Single by the Feeling

from the album Twelve Stops and Home
- B-side: "The Child"; "Don't Give Up" (acoustic); "Do You Want It?";
- Released: 20 November 2006
- Genre: Power pop
- Length: 3:34
- Label: Island; Universal;
- Songwriter: The Feeling
- Producers: Andy Green; The Feeling;

The Feeling singles chronology
| "Never Be Lonely" (2006) | "Love It When You Call" (2006) | "Rosé" (2007) |

Music video
- "Love It When You Call" on YouTube

Alternative covers
- 7-inch single cover

= Love It When You Call =

2006 single by the Feeling

"Love It When You Call" is the fourth single from English pop band the Feeling's 2006 debut album, Twelve Stops and Home. The song was released on 20 November 2006 and peaked at No. 18 on the UK Singles Chart, becoming the band's fourth top-20 single.
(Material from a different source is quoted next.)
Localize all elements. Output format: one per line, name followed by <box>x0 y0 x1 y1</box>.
The Feeling played this song live for Children in Need 2006. They also performed it as part of the BBC One New Year's Eve 2006 celebrations and at the Concert for Diana the following year.

==Music video==
The video for the song (based on the film Casino) features the band dressed both as gangsters and FBI agents. One member of the gangsters makes a deal with the FBI, leading to a shoot-out at the end of the video.

==Track listings==
UK CD single
1. "Love It When You Call"
2. "The Child"
3. "Don't Give Up" (acoustic version)
4. "Love It When You Call" (U-Myx)

UK 7-inch single
A. "Love It When You Call"
B. "Do You Want It?" (Late Night Shed Experiment)

==Charts==
===Weekly charts===

| Chart (2006) | Peak position |
|---|---|
| Ireland (IRMA) | 32 |
| Portugal (AFP) | 43 |
| Scotland Singles (OCC) | 22 |
| Switzerland Airplay (Swiss Hitparade) | 46 |
| UK Singles (OCC) | 18 |
| UK Airplay (Music Week) | 1 |

===Year-end charts===

| Chart (2006) | Position |
|---|---|
| UK Airplay (Music Week) | 53 |

| Chart (2007) | Position |
|---|---|
| UK Singles (OCC) | 166 |

==Certifications==

| Region | Certification | Certified units/sales |
| United Kingdom (BPI) | Silver | 200,000^{‡} |
^{‡} Sales+streaming figures based on certification alone.

==Cover versions==
In 2006, the song was parodied by British DJ Chris Moyles, when he recorded his own version, "The Davina McCall Song". Kerry Ellis included her version of the song on her debut album Anthems (2010).